Chinnakotla Srinath, Verghese Priya, Chavers Blanche, Rheault Michelle N, Kirchner Varvara, Dunn Ty, Kashtan Clifford, Nevins Thomas, Mauer Michael, Pruett Timothy
Department of Surgery, University of Minnesota Medical School and University of Minnesota Masonic Children's Hospital, Minneapolis, MN.
Department of Pediatrics, University of Minnesota Medical School and University of Minnesota Masonic Children's Hospital, Minneapolis, MN.
J Am Coll Surg. 2017 Apr;224(4):473-486. doi: 10.1016/j.jamcollsurg.2016.12.027. Epub 2017 Feb 27.
Advances in immunosuppression, surgical techniques, and management of infections in children receiving kidney transplants have affected outcomes.
We analyzed a prospectively maintained database of pediatric kidney transplantations.

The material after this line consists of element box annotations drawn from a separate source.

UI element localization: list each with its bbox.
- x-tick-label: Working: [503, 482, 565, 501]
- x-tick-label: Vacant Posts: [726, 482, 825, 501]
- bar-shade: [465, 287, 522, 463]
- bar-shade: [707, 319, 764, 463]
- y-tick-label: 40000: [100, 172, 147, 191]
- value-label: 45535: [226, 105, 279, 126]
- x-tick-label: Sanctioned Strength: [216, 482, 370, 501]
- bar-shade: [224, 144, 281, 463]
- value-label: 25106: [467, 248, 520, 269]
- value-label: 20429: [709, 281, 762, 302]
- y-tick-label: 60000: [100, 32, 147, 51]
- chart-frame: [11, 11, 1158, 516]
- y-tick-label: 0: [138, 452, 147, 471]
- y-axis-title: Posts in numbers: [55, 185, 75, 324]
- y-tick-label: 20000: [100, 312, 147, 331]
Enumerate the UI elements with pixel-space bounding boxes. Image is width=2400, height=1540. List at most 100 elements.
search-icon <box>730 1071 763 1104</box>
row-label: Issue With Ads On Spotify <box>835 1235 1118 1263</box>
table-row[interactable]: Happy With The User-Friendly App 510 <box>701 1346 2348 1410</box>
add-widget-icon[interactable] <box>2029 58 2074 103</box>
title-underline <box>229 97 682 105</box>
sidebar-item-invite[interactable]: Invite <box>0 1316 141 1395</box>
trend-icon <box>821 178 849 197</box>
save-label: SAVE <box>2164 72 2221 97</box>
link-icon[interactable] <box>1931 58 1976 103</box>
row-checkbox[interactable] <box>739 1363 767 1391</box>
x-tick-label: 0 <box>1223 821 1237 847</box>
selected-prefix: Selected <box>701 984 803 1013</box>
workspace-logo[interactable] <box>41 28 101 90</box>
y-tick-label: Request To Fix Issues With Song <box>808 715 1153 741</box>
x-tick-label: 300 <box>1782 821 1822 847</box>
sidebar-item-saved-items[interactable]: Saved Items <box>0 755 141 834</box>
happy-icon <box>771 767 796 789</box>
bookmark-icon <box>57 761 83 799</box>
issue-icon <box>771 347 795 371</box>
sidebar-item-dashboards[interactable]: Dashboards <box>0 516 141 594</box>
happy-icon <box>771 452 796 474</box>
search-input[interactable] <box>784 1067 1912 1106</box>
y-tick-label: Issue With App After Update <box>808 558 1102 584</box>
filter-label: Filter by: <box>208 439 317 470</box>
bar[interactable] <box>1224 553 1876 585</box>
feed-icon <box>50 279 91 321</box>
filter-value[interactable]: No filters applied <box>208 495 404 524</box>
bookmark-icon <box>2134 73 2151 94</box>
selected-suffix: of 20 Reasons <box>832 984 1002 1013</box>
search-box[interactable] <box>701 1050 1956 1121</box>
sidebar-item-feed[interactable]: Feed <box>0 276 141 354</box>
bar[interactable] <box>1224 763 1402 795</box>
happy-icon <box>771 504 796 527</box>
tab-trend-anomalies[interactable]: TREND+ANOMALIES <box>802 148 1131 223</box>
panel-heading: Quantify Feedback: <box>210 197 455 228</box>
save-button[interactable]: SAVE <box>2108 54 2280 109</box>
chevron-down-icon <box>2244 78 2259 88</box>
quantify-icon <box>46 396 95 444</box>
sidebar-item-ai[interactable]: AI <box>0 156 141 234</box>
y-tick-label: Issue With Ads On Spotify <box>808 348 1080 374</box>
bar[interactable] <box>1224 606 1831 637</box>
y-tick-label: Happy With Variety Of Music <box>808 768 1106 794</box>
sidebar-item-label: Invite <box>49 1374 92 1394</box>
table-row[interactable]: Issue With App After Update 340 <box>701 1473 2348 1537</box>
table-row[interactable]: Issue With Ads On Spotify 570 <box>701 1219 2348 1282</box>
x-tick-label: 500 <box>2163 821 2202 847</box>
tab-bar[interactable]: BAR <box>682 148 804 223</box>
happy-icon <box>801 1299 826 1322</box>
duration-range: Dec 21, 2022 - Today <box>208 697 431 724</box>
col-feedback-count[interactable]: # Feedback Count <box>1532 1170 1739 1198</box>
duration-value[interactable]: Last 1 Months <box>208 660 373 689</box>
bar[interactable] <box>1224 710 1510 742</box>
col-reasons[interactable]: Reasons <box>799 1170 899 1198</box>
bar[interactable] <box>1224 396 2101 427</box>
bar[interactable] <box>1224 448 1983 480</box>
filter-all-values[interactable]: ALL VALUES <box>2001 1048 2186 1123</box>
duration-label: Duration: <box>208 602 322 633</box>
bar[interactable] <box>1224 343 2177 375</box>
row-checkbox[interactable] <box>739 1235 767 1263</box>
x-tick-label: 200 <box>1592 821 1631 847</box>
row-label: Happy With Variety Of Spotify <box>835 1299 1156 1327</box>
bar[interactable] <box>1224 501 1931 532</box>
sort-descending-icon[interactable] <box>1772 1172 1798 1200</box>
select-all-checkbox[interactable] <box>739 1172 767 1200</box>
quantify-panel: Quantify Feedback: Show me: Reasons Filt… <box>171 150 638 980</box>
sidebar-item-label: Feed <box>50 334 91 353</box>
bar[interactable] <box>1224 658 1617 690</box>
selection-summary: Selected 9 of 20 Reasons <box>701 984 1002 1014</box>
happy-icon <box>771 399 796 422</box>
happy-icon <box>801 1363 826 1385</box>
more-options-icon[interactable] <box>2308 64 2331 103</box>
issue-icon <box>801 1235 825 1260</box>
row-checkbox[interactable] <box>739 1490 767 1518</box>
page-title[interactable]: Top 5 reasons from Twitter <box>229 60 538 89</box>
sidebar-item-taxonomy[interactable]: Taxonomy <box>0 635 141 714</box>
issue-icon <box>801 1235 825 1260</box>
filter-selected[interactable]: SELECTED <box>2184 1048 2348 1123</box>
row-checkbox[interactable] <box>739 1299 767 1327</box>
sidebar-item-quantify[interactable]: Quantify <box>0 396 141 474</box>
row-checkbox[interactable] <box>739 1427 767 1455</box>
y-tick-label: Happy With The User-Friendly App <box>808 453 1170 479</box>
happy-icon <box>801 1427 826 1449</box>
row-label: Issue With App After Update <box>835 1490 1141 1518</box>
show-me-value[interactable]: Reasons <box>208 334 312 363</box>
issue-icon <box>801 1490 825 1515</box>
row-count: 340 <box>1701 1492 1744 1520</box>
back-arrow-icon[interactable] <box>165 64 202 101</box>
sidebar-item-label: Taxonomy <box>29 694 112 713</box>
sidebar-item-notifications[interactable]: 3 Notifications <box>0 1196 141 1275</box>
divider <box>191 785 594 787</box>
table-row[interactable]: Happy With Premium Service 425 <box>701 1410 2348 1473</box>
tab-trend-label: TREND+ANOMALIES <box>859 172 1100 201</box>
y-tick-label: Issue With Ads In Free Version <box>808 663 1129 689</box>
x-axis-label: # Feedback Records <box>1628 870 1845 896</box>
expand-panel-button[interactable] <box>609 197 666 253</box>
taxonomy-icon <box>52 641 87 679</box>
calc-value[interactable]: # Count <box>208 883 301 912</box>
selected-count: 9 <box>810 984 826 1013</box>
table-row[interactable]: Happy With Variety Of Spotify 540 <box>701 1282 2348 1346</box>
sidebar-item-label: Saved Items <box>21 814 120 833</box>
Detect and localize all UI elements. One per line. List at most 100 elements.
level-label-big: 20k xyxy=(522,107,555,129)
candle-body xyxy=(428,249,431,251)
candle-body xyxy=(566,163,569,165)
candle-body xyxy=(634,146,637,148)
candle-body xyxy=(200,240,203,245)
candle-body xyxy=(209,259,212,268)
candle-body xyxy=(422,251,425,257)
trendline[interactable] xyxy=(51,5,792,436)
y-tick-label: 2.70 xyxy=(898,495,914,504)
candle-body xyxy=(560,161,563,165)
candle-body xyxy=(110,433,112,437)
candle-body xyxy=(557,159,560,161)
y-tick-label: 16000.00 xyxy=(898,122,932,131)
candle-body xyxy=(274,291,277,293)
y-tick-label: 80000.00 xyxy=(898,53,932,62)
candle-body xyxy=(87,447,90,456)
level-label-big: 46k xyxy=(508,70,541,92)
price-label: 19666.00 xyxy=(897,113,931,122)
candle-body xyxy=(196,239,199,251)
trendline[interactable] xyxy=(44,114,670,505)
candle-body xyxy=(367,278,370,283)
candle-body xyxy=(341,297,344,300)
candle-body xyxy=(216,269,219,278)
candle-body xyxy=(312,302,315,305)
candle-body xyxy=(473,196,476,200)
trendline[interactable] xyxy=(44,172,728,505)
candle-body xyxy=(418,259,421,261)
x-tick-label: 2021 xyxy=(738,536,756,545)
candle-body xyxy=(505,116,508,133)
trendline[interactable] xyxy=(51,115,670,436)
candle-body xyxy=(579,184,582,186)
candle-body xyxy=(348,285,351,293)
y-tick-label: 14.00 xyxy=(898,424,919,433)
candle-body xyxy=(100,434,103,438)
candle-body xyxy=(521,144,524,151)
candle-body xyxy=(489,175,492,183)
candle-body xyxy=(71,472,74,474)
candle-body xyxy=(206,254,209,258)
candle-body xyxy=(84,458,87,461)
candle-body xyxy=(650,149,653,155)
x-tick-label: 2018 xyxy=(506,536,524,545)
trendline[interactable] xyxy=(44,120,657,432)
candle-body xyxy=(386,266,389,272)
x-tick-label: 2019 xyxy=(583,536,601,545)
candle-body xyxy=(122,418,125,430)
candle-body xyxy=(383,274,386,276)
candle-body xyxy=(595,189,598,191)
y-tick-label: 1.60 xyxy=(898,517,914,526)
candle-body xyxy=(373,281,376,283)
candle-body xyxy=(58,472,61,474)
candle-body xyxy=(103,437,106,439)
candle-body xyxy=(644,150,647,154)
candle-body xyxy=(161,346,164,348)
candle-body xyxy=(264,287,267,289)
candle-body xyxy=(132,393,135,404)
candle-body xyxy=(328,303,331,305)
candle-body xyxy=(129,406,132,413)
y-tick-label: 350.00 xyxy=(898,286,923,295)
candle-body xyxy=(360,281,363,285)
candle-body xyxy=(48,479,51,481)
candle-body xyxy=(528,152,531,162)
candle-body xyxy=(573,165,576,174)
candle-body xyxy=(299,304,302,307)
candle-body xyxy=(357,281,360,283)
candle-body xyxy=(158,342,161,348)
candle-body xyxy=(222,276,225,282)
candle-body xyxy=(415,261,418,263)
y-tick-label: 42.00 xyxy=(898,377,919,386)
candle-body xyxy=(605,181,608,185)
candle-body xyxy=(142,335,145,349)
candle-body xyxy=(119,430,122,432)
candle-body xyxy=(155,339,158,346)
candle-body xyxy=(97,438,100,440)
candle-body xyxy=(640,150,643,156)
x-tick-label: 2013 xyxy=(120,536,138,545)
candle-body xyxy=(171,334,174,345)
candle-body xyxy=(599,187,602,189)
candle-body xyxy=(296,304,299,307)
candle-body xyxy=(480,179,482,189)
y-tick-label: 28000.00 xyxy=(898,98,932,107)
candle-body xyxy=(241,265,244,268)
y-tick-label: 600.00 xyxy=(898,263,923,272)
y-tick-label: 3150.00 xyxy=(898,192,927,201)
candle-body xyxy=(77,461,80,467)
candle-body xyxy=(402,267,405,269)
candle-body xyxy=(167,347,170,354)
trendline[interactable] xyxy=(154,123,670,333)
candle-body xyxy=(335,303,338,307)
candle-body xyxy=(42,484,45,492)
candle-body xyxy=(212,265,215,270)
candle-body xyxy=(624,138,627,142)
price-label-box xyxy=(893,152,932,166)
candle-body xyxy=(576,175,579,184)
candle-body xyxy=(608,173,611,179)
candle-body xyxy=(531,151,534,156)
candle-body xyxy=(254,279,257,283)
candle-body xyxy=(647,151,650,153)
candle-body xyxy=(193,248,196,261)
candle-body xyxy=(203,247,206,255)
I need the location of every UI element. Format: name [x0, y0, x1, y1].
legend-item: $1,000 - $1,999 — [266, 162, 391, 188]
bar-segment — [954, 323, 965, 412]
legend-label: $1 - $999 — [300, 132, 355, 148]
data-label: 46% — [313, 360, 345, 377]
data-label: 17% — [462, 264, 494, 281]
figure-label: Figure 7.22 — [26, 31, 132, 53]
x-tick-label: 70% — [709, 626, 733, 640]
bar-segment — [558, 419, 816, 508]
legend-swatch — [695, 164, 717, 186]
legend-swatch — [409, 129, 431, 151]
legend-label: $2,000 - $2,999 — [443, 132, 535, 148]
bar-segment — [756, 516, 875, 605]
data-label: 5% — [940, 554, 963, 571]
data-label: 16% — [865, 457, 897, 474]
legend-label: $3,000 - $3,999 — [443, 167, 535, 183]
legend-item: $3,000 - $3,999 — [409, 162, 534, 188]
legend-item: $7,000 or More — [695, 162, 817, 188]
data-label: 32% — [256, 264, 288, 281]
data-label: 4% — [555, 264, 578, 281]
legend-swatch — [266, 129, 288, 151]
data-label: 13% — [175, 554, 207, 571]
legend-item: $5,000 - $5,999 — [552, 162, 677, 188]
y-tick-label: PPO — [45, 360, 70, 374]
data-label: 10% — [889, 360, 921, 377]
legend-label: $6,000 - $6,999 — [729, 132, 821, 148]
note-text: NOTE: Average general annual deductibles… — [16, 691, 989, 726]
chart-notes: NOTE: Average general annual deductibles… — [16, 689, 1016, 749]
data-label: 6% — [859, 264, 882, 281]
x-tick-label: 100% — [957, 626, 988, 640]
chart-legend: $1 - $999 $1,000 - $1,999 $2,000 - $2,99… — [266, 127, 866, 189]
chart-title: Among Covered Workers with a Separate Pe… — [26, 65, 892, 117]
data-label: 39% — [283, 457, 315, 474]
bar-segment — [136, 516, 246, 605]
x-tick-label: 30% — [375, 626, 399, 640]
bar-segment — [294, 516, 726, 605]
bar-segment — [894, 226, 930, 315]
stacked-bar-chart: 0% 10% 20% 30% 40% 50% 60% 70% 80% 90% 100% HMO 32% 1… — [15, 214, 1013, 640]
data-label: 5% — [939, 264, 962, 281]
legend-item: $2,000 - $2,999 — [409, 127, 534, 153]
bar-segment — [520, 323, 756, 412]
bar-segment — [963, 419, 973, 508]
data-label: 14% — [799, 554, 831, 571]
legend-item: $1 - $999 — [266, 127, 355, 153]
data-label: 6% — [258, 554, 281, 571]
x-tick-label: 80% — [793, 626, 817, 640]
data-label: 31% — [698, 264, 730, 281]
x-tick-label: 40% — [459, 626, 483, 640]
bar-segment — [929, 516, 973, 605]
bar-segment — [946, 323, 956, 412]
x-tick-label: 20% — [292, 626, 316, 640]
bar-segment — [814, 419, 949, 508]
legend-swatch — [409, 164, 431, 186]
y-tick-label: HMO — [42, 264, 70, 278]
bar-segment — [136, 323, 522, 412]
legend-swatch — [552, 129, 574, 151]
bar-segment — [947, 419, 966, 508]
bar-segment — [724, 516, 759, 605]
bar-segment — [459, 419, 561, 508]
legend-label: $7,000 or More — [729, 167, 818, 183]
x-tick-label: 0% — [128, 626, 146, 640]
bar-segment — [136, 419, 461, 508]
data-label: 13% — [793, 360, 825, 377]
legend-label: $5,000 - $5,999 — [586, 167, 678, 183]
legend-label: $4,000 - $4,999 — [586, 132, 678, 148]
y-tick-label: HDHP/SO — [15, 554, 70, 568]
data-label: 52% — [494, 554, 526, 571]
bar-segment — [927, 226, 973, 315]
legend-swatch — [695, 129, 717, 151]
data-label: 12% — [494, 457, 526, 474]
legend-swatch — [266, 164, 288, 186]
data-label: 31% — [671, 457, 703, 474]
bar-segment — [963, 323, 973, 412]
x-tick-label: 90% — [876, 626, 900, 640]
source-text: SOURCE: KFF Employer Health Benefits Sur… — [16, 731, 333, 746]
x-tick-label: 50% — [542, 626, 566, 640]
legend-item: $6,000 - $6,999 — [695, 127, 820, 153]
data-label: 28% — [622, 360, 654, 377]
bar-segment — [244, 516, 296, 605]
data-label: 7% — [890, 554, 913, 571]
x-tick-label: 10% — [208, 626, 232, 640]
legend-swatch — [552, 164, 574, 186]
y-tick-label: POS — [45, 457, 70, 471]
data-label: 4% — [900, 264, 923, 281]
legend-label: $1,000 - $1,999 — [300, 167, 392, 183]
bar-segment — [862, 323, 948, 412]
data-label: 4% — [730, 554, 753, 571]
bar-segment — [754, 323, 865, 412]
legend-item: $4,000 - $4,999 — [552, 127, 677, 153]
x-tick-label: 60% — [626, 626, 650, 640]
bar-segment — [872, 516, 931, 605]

From June 1963 through October 2016, we performed 1,056 pediatric kidney transplantations. Of these, 129 were in children less than 2 years old. The most common indications for transplant were congenital anomalies (dysplastic kidneys), obstructive uropathy, and congenital nephrotic syndrome. Living donors constituted 721 (68%) of all donors. The graft and patient survival rates remarkably improved for both deceased and living donor recipients (p = 0.001). Currently, graft survival rates for deceased donor recipients are 92% at 1 year, 76% at 5 years, and 57% at 10 years post-transplant; for living donor recipients, 96% at 1 year, 85% at 5 years, and 78% at 10 years. The graft half-life was 19 years in deceased donor recipients, compared with 25 years in living donor recipients (p ≤ 0.001). Acute rejection was the most common cause of graft loss in the first year post-transplant. The following risk factors were associated with an increased risk of graft loss: deceased donor grafts (p = 0.0001), retransplant (p = 0.02), ages 11 to 18 years (p = 0.001) and pre-transplant urologic issues (p = 0.04). Living donor grafts (p ≤ 0.0001) and pre-emptive transplants (p = 0.02) were associated with decreased risks of graft loss.
The success rates of pediatric kidney transplants have significantly improved. Pre-emptive kidney transplantation with a living donor graft continues to be superior and should be the choice in children with end-stage renal disease.
免疫抑制、手术技术以及肾移植儿童感染管理方面的进展已影响到治疗结果。
我们分析了一个前瞻性维护的儿科肾移植数据库。
从1963年6月至2016年10月,我们进行了1056例儿科肾移植手术。其中,129例是针对2岁以下儿童。最常见的移植适应证是先天性异常(发育不良性肾脏)、梗阻性尿路病和先天性肾病综合征。活体供者占所有供者的721例(68%)。对于尸体供者和活体供者受者,移植物和患者存活率均显著提高(p = 0.001)。目前,尸体供者受者移植后1年的移植物存活率为92%,5年为76%,10年为57%;活体供者受者移植后1年为96%,5年为85%,10年为78%。尸体供者受者的移植物半衰期为19年,而活体供者受者为25年(p≤0.001)。急性排斥是移植后第一年移植物丢失的最常见原因。以下危险因素与移植物丢失风险增加相关:尸体供者移植物(p = 0.0001)、再次移植(p = 0.02)、11至18岁(p = 0.001)以及移植前泌尿系统问题(p = 0.04)。活体供者移植物(p≤0.0001)和抢先移植(p = 0.02)与移植物丢失风险降低相关。
儿科肾移植的成功率已显著提高。活体供者移植物的抢先肾移植仍然更具优势,应成为终末期肾病儿童的首选。